Since his debut in 2001, Sam has taken on hundreds of thousands of baddies, with the series’ trademark tongue-in-cheek presentation and parade of cheesy one-liners. Without wanting to render the following review redundant, it’s safe to say that Serious Sam 4 is definitely a Serious Sam game, and you’ll be more than satisfied if that’s what you want.
Unusually for a Serious Sam game, there is a focus on narrative and character to provide a bit of context for your shooting. This isn’t Croteam’s attempt to produce a cinematic affair to rival The Last of Us, but instead shows a desire to add some more motivation and development than the usual arbitrary sequence of arenas.
The tone here is wonderfully silly. Set as a prequel to the rest of the series, an early conversation outlines that the AAA (Sam’s squad of alien artefact hunters) are in Italy to look for a Russian bishop who knows the location of the Ark of the Covenant, which contains the Holy Grail, which is actually an alien artefact. This exchange is immediately followed by a comparison to Dan Brown that is swiftly dismissed by Sam who reveals that he is more of a Philip K. Dick fan. This unexpected reveal of Sam as a literary connoisseur is less than subtle, but indicates that the Sam Stone in this game is more evolved than the original Duke Nukem tribute act character.
The end result of this backstory still amounts to ‘shoot thousands of enemies in series of arenas’ but rather than historical ruins and open spaces, Sam 4 drops you into guerrilla warfare across the streets of Rome and Paris. Whilst looking like a military shooter such as Battlefield, the game is still very much old-school Sam, with over the top gibbage and ludicrous weaponry. Unlike the recent Doom games which emphasised getting up close and personal, most battles in Sam 4 will see you running backwards and employing plenty of circle strafing. The game’s open areas are perfectly suited to this and it really comes into its own when it reverts to this kind of environment.

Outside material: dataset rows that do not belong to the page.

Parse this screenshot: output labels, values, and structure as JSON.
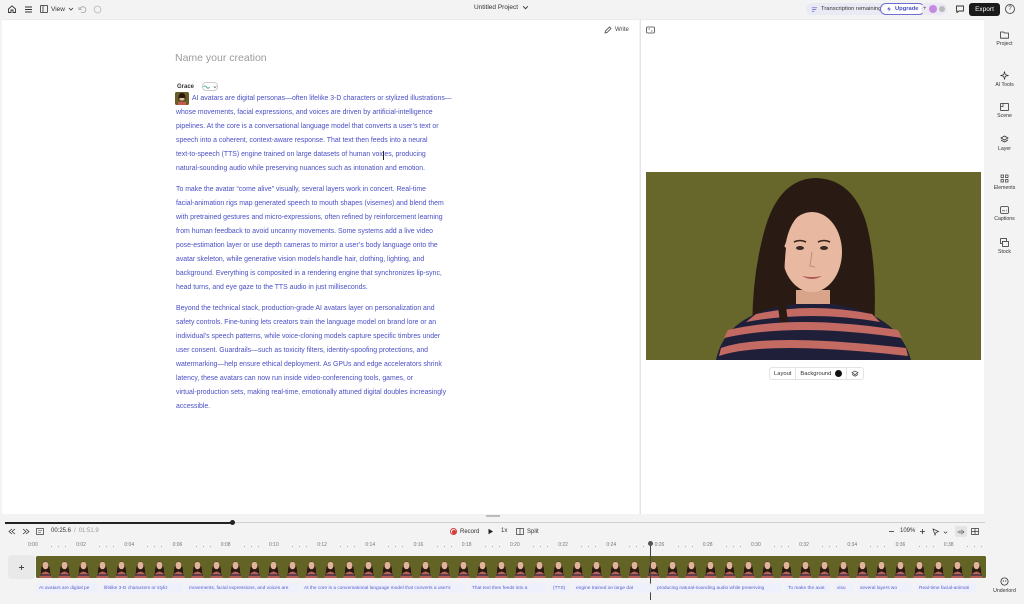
{
  "topbar": {
    "view_label": "View",
    "project_title": "Untitled Project",
    "transcription_label": "Transcription remaining",
    "upgrade_label": "Upgrade",
    "collab_count": "+",
    "export_label": "Export",
    "help_label": "?"
  },
  "editor": {
    "write_label": "Write",
    "title_placeholder": "Name your creation",
    "speaker_name": "Grace",
    "paragraphs": [
      [
        "AI avatars are digital personas—often lifelike 3-D characters or stylized illustrations—",
        "whose movements, facial expressions, and voices are driven by artificial-intelligence",
        "pipelines. At the core is a conversational language model that converts a user’s text or",
        "speech into a coherent, context-aware response. That text then feeds into a neural",
        "text-to-speech (TTS) engine trained on large datasets of human voices, producing",
        "natural-sounding audio while preserving nuances such as intonation and emotion."
      ],
      [
        "To make the avatar “come alive” visually, several layers work in concert. Real-time",
        "facial-animation rigs map generated speech to mouth shapes (visemes) and blend them",
        "with pretrained gestures and micro-expressions, often refined by reinforcement learning",
        "from human feedback to avoid uncanny movements. Some systems add a live video",
        "pose-estimation layer or use depth cameras to mirror a user’s body language onto the",
        "avatar skeleton, while generative vision models handle hair, clothing, lighting, and",
        "background. Everything is composited in a rendering engine that synchronizes lip-sync,",
        "head turns, and eye gaze to the TTS audio in just milliseconds."
      ],
      [
        "Beyond the technical stack, production-grade AI avatars layer on personalization and",
        "safety controls. Fine-tuning lets creators train the language model on brand lore or an",
        "individual’s speech patterns, while voice-cloning models capture specific timbres under",
        "user consent. Guardrails—such as toxicity filters, identity-spoofing protections, and",
        "watermarking—help ensure ethical deployment. As GPUs and edge accelerators shrink",
        "latency, these avatars can now run inside video-conferencing tools, games, or",
        "virtual-production sets, making real-time, emotionally attuned digital doubles increasingly",
        "accessible."
      ]
    ]
  },
  "preview": {
    "layout_label": "Layout",
    "background_label": "Background",
    "background_color": "#111111"
  },
  "sidebar": {
    "items": [
      "Project",
      "AI Tools",
      "Scene",
      "Layer",
      "Elements",
      "Captions",
      "Stock"
    ],
    "bottom_item": "Underlord"
  },
  "timeline": {
    "current_time": "00:25.6",
    "separator": "/",
    "total_time": "01:51.9",
    "record_label": "Record",
    "speed_label": "1x",
    "split_label": "Split",
    "zoom_label": "109%",
    "progress": 0.232,
    "ticks": [
      "0:00",
      "0:02",
      "0:04",
      "0:06",
      "0:08",
      "0:10",
      "0:12",
      "0:14",
      "0:16",
      "0:18",
      "0:20",
      "0:22",
      "0:24",
      "0:26",
      "0:28",
      "0:30",
      "0:32",
      "0:34",
      "0:36",
      "0:38"
    ],
    "captions": [
      "AI avatars are digital pe",
      "lifelike 3-D characters or styliz",
      "movements, facial expressions, and voices are",
      "At the core is a conversational language model that converts a user's",
      "That text then feeds into a",
      "(TTS)",
      "engine trained on large dat",
      "producing natural-sounding audio while preserving",
      "To make the avat",
      "visu",
      "several layers wo",
      "Real-time facial-animati"
    ]
  }
}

Though not giving Unreal Engine 5 a run for its money, the visual design of Sam 4 is wonderful, and there are some genuinely gorgeous vistas and cityscapes to take in if you get a moment’s respite. Character models are less impressive, although the familiar enemies have clearly had a lick of HD paint applied.
The emphasis is on smooth gameplay. I initially started playing on a GeForce 1050ti that hovers just above the game’s minimum specs, and while it wasn’t particularly good looking, I was really impressed with how smoothly the game ran. The epic battles were totally playable at a consistent 60fps. An upgrade to a GeForce 2060 and a quick test on a Vega56 let us ramp up the graphics to Ultra and still easily reach 60fps. If you’ve got the hardware you can easily shoot for higher resolutions and frame rates for even slicker performance.

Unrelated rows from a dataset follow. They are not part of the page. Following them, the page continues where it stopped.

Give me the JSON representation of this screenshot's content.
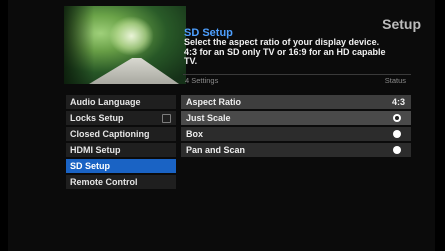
{
  "screen": {
    "title": "Setup"
  },
  "description": {
    "title": "SD Setup",
    "body": "Select the aspect ratio of your display device. 4:3 for an SD only TV or 16:9 for an HD capable TV."
  },
  "info": {
    "left": "4 Settings",
    "right": "Status"
  },
  "menu": {
    "items": [
      {
        "label": "Audio Language"
      },
      {
        "label": "Locks Setup"
      },
      {
        "label": "Closed Captioning"
      },
      {
        "label": "HDMI Setup"
      },
      {
        "label": "SD Setup"
      },
      {
        "label": "Remote Control"
      }
    ],
    "selected": "SD Setup"
  },
  "options": {
    "header": {
      "label": "Aspect Ratio",
      "value": "4:3"
    },
    "items": [
      {
        "label": "Just Scale"
      },
      {
        "label": "Box"
      },
      {
        "label": "Pan and Scan"
      }
    ],
    "selected": "Just Scale"
  },
  "colors": {
    "accent": "#1a63c4",
    "title_blue": "#4ea0ff"
  },
  "icons": [
    "lock-icon",
    "radio-selected-icon",
    "radio-icon"
  ]
}
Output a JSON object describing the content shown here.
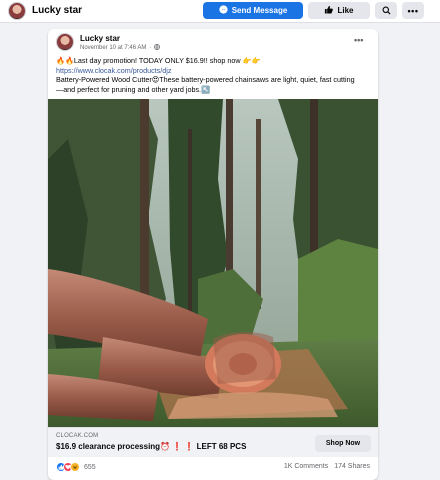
{
  "header": {
    "page_name": "Lucky star",
    "send_message_label": "Send Message",
    "like_label": "Like",
    "more_label": "•••"
  },
  "post": {
    "author": "Lucky star",
    "timestamp": "November 10 at 7:46 AM",
    "separator": "·",
    "options_label": "•••",
    "text_line1": "🔥🔥Last day promotion! TODAY ONLY $16.9!! shop now 👉👉",
    "link": "https://www.clocak.com/products/djz",
    "text_line2": "Battery-Powered Wood Cutter😍These battery-powered chainsaws are light, quiet, fast cutting",
    "text_line3": "—and perfect for pruning and other yard jobs.↖️"
  },
  "link_preview": {
    "domain": "CLOCAK.COM",
    "title": "$16.9 clearance processing⏰ ❗ ❗ LEFT 68 PCS",
    "shop_now_label": "Shop Now"
  },
  "stats": {
    "reaction_count": "655",
    "comments": "1K Comments",
    "shares": "174 Shares"
  },
  "colors": {
    "accent": "#1b74e4",
    "like_reaction": "#1877f2",
    "love_reaction": "#f33e58",
    "haha_reaction": "#f7b125"
  },
  "icons": {
    "messenger": "messenger-icon",
    "like": "thumbs-up-icon",
    "search": "search-icon",
    "globe": "globe-icon"
  }
}
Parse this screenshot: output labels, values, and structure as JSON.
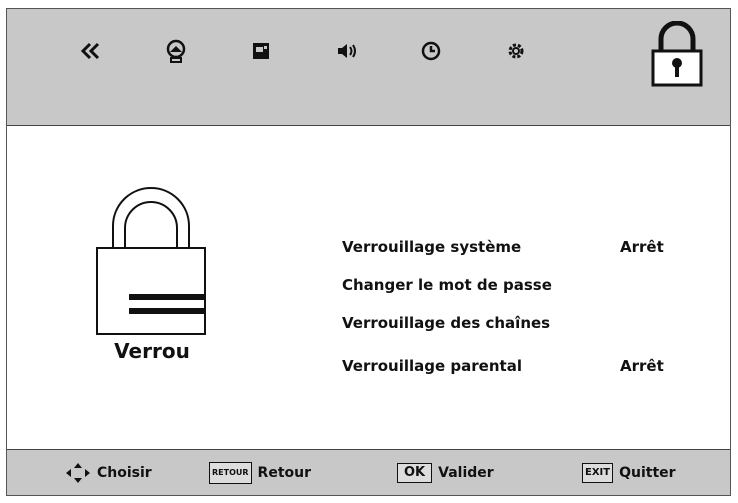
{
  "top_nav": {
    "icons": [
      "back-double-chevron-icon",
      "picture-icon",
      "input-source-icon",
      "sound-icon",
      "time-icon",
      "settings-gear-icon"
    ],
    "selected": "lock-icon"
  },
  "lock_panel": {
    "title": "Verrou",
    "items": [
      {
        "label": "Verrouillage système",
        "value": "Arrêt"
      },
      {
        "label": "Changer le mot de passe",
        "value": ""
      },
      {
        "label": "Verrouillage des chaînes",
        "value": ""
      },
      {
        "label": "Verrouillage parental",
        "value": "Arrêt"
      }
    ]
  },
  "footer": {
    "choose": "Choisir",
    "back_key": "RETOUR",
    "back": "Retour",
    "ok_key": "OK",
    "ok": "Valider",
    "exit_key": "EXIT",
    "exit": "Quitter"
  }
}
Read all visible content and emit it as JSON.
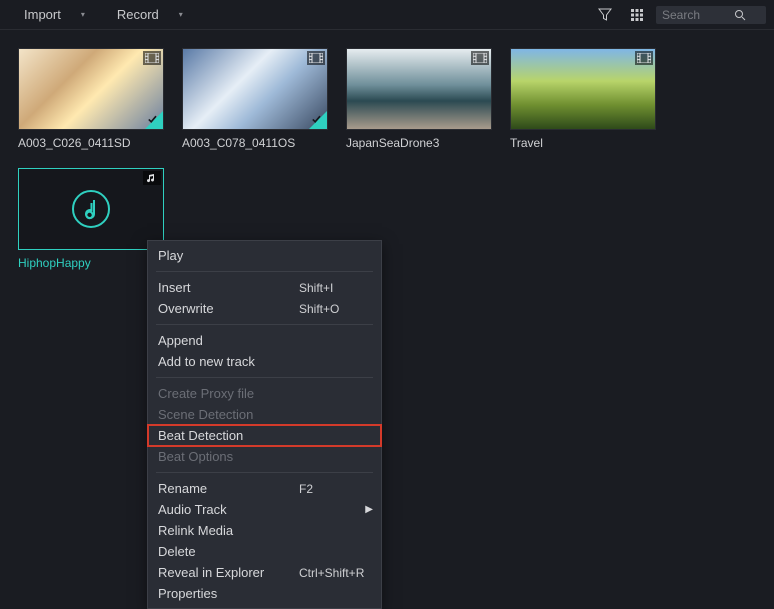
{
  "toolbar": {
    "import_label": "Import",
    "record_label": "Record",
    "search_placeholder": "Search"
  },
  "media": [
    {
      "label": "A003_C026_0411SD",
      "type": "video",
      "checked": true,
      "thumb": "v1"
    },
    {
      "label": "A003_C078_0411OS",
      "type": "video",
      "checked": true,
      "thumb": "v2"
    },
    {
      "label": "JapanSeaDrone3",
      "type": "video",
      "checked": false,
      "thumb": "v3"
    },
    {
      "label": "Travel",
      "type": "video",
      "checked": false,
      "thumb": "v4"
    },
    {
      "label": "HiphopHappy",
      "type": "audio",
      "checked": false,
      "selected": true
    }
  ],
  "context_menu": {
    "groups": [
      [
        {
          "label": "Play"
        }
      ],
      [
        {
          "label": "Insert",
          "shortcut": "Shift+I"
        },
        {
          "label": "Overwrite",
          "shortcut": "Shift+O"
        }
      ],
      [
        {
          "label": "Append"
        },
        {
          "label": "Add to new track"
        }
      ],
      [
        {
          "label": "Create Proxy file",
          "disabled": true
        },
        {
          "label": "Scene Detection",
          "disabled": true
        },
        {
          "label": "Beat Detection",
          "highlight": true
        },
        {
          "label": "Beat Options",
          "disabled": true
        }
      ],
      [
        {
          "label": "Rename",
          "shortcut": "F2"
        },
        {
          "label": "Audio Track",
          "submenu": true
        },
        {
          "label": "Relink Media"
        },
        {
          "label": "Delete"
        },
        {
          "label": "Reveal in Explorer",
          "shortcut": "Ctrl+Shift+R"
        },
        {
          "label": "Properties"
        }
      ]
    ]
  },
  "icons": {
    "filter": "filter-icon",
    "grid": "grid-icon",
    "search": "search-icon",
    "chevron_down": "chevron-down-icon",
    "video_badge": "filmstrip-icon",
    "audio_badge": "music-note-icon",
    "checkmark": "checkmark-icon",
    "music_note_large": "music-note-large-icon"
  }
}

The aforementioned enemies and weapons are the real focus of Sam 4 though. There was a terrific sense of nostalgia continually invoked by the screams of the headless kamikaze bombers and the hiss of the scorpion’s miniguns warming up. The sound design as a whole is surprisingly effective (with some pretty decent music too) and really goes to ensuring that trademark Serious Sam feel. Add in some truly enormous boss fights and the usual ludicrous hordes and you have the perfect antidote to the cinematic, sneaky-stealth shooters that Sam has always been set against. I came to the game fresh from The Last of Us Part 2 and, despite the undoubted brilliance of Naughty Dog’s game, I found Sam to be a refreshing experience.

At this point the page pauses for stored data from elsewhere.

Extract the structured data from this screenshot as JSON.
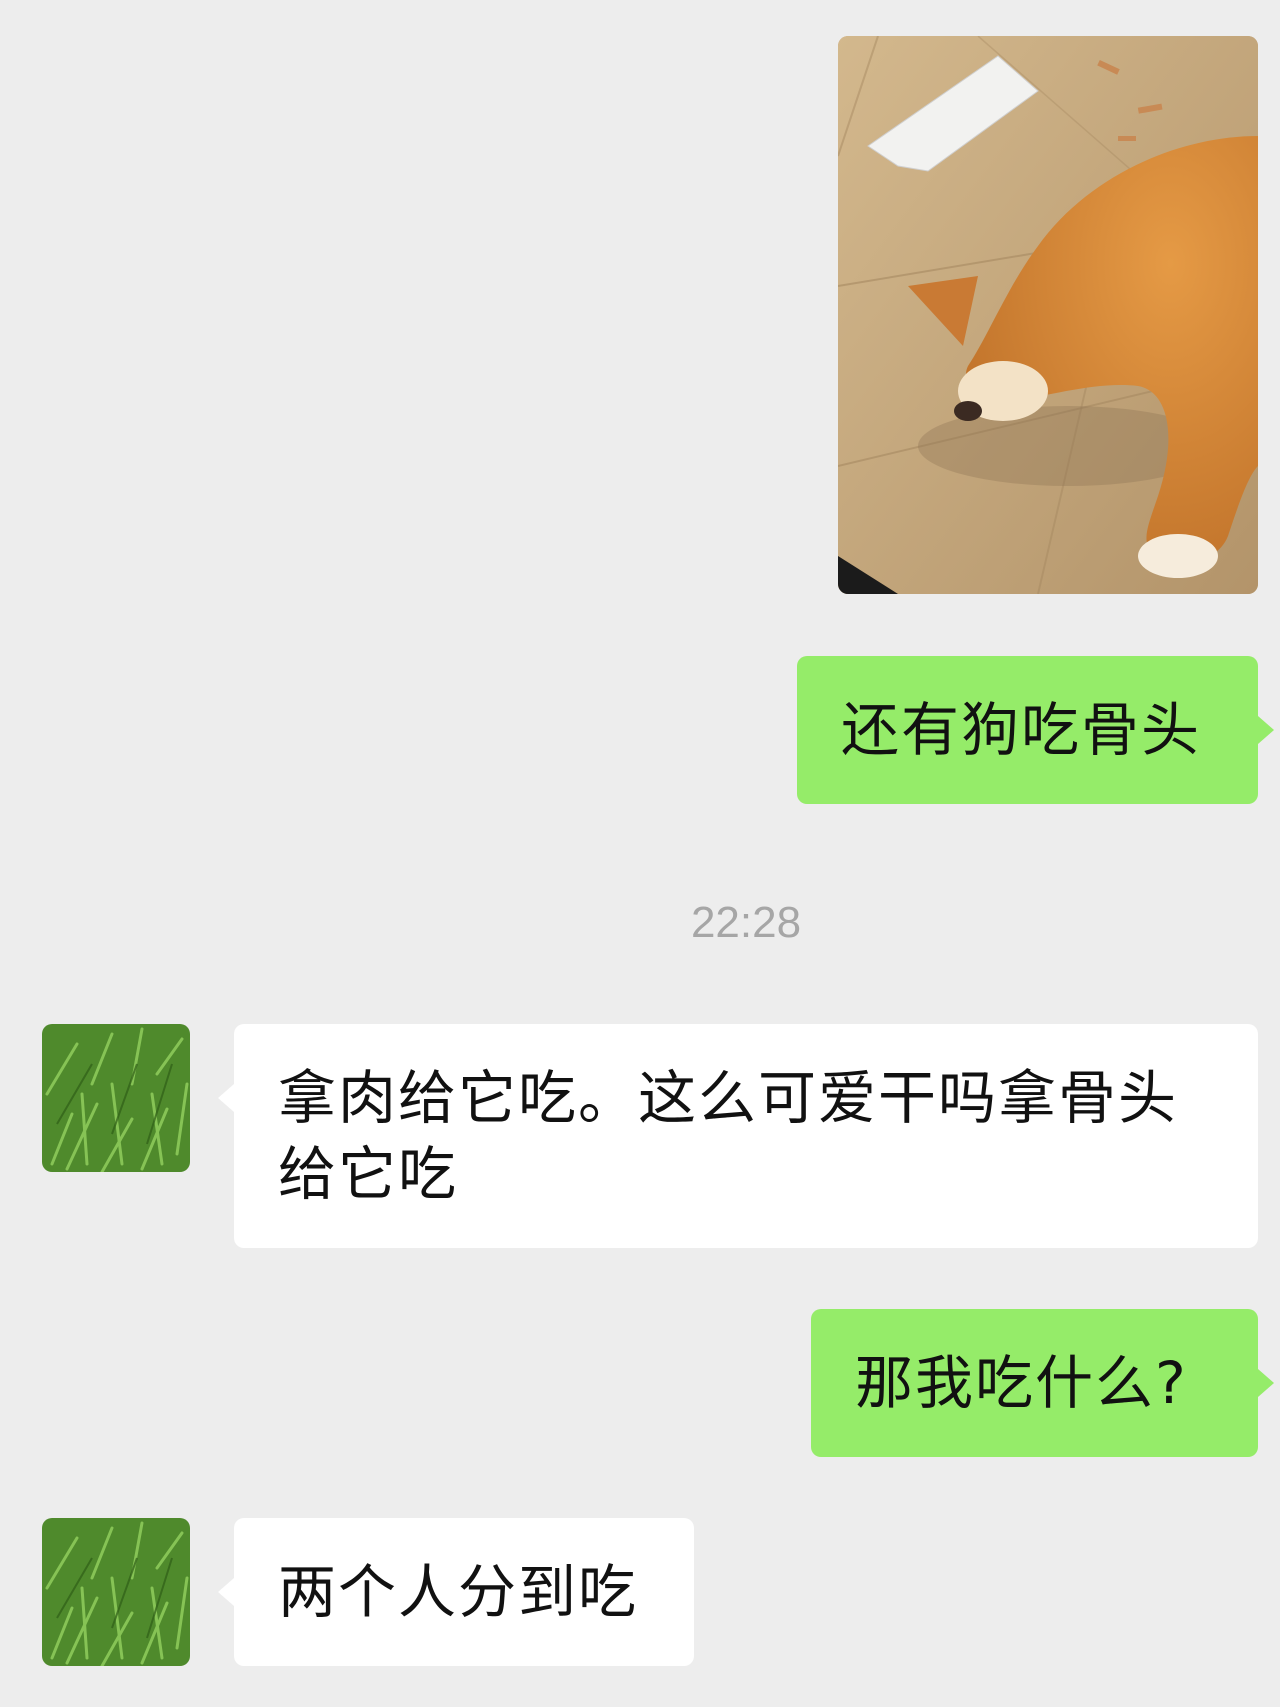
{
  "chat": {
    "messages": [
      {
        "direction": "sent",
        "type": "image",
        "image_description_icon": "shiba-dog-photo"
      },
      {
        "direction": "sent",
        "type": "text",
        "text": "还有狗吃骨头"
      },
      {
        "type": "timestamp",
        "text": "22:28"
      },
      {
        "direction": "received",
        "type": "text",
        "line1": "拿肉给它吃。这么可爱干吗拿骨头",
        "line2": "给它吃"
      },
      {
        "direction": "sent",
        "type": "text",
        "text": "那我吃什么?"
      },
      {
        "direction": "received",
        "type": "text",
        "text": "两个人分到吃"
      }
    ],
    "contact_avatar_icon": "grass-avatar"
  },
  "colors": {
    "background": "#ededed",
    "sent_bubble": "#95ec69",
    "received_bubble": "#ffffff",
    "timestamp": "#a6a6a6"
  }
}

Variety is added through a number of vehicles to help you traverse some of the more open areas. These range from the functional to the ridiculous. One of the highlights is a level that includes a jolly trawl across the French countryside on a combine harvester, with predictably gory results. This may or may not be a nod to the deliciously trashy UK horror film Evil Aliens –a highly recommended good-bad film – but was a perfect fit for Sam. Early trailers also revealed the game’s Popemobile – a 50 foot mech armed to the gills, and the setpiece boss fight involving this holy steed is another memorable moment.
Sam doesn’t have to work alone, either. Many levels see him accompanied by fellow AAA fighters who can help thin the herds, but as well as these AI companions, the entire campaign can be played through online co-op. This adds a surprising layer of strategy to arena combat as you can work with your partner to either divide your attack or focus on larger threats. There were some memorable moments in our quick blast in this mode as one of us could pick off the smaller enemies flanked and focussed on the biggest. Both of you play as Sam, which feels a little strange, but there’s no arguing over pick ups and collectables. The old Gauntlet player in me missed the squabbles over who needed that health pickup more, but it makes the co-op easy to play with anyone.